No TRICARE-related claim will be settled, compromised or waived without 
full consideration being given to the possible future medical payment 
aspects of the individual case.
    (j) Reporting requirements. Pursuant to 10 U.S.C. 1079a, all 
refunds and other amounts collected in the administration of TRICARE 
shall be credited to the appropriation available for that program for 
the fiscal year in which the refund or amount is collected. Therefore, 
the Department of Defense requires an annual report stating the number 
and dollar amount of claims asserted against, and the number and dollar 
amount of recoveries from third-party payers (including FMCRA 
recoveries) arising from the operation of the TRICARE. To facilitate 
the preparation of this report and to maintain program integrity, the 
following reporting requirements are established:
    (1) TRICARE contractors. Each TRICARE contractor shall submit on or 
before January 31 of each year an annual report to the Director, 
TRICARE Management Activity, or a designee, covering the 12 months of 
the previous calendar year. This report shall contain, as a minimum, 
the number and total dollar of cases of potential third-party payer/
FMCRA liability referred to uniformed services claims authorities for 
further investigation and collection. These figures are to be itemized 
by the states and uniformed services to which the cases are referred.

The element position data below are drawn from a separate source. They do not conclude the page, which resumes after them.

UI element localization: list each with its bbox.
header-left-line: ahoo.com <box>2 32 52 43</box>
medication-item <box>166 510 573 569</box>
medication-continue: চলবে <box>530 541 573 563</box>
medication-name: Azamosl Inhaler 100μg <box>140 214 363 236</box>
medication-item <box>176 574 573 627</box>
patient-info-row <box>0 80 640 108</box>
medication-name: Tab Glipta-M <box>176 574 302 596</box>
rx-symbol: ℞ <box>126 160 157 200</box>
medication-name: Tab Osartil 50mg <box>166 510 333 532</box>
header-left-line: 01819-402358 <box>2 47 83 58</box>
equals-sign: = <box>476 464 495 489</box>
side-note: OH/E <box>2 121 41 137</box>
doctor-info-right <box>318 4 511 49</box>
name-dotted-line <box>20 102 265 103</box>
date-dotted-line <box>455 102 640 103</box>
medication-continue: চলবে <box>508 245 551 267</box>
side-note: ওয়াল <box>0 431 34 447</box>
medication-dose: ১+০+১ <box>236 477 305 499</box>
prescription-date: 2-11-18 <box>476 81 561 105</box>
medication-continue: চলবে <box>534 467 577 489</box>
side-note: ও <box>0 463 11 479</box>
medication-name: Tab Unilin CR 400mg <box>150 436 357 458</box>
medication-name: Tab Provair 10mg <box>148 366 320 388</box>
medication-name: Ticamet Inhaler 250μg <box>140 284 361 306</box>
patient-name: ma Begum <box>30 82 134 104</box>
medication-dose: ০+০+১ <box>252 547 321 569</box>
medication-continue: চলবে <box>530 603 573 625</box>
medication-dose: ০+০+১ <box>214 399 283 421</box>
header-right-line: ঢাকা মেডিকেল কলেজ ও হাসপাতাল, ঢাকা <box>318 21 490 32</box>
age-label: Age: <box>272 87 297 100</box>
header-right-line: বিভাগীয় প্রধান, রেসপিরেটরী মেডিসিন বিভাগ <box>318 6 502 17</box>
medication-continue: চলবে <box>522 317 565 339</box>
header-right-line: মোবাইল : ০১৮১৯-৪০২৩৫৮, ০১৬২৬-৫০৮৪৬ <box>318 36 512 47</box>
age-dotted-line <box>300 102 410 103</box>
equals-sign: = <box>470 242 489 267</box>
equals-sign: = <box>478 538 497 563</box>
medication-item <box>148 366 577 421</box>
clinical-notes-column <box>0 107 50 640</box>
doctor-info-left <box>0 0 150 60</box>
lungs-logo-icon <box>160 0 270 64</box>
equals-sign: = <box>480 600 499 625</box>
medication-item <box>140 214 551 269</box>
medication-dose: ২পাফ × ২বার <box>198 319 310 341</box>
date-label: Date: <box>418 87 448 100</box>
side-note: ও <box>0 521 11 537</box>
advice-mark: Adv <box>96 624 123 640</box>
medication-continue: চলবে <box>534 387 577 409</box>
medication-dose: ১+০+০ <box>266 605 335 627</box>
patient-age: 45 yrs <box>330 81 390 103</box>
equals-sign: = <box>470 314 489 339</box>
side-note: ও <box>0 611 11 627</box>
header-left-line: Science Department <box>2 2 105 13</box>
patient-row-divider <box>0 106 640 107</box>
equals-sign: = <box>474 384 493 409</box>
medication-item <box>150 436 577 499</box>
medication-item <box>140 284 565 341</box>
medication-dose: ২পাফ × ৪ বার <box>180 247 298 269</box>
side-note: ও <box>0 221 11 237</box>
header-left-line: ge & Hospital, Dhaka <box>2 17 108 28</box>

    (2) Uniformed Services. Each uniformed service will submit to the 
Director, TRICARE Management Activity, or designee, an annual report 
covering the 12 calendar months of the previous year, setting forth, as 
a minimum, the number and total dollar amount of cases involving 
TRICARE payments received from TRICARE contractors, the number and 
dollar amount of cases involving TRICARE payments received from other 
sources, and the number and dollar amount of claims actually asserted 
against, and the dollar amount of recoveries from, third-payment payers 
or under the FMCRA. The report, itemized by state and foreign claims 
jurisdictions, shall be provided no later than February 28 of each 
year.
    (3) Implementation of the reporting requirements. The Director, 
TRICARE Management Activity, or a designee shall issue guidance for 
implementation of the reporting requirements prescribed by this 
section.


    Dated: February 4, 2003.
L.M. Bynum,
Alternate OSD Federal Register Liaison Officer, Department of Defense.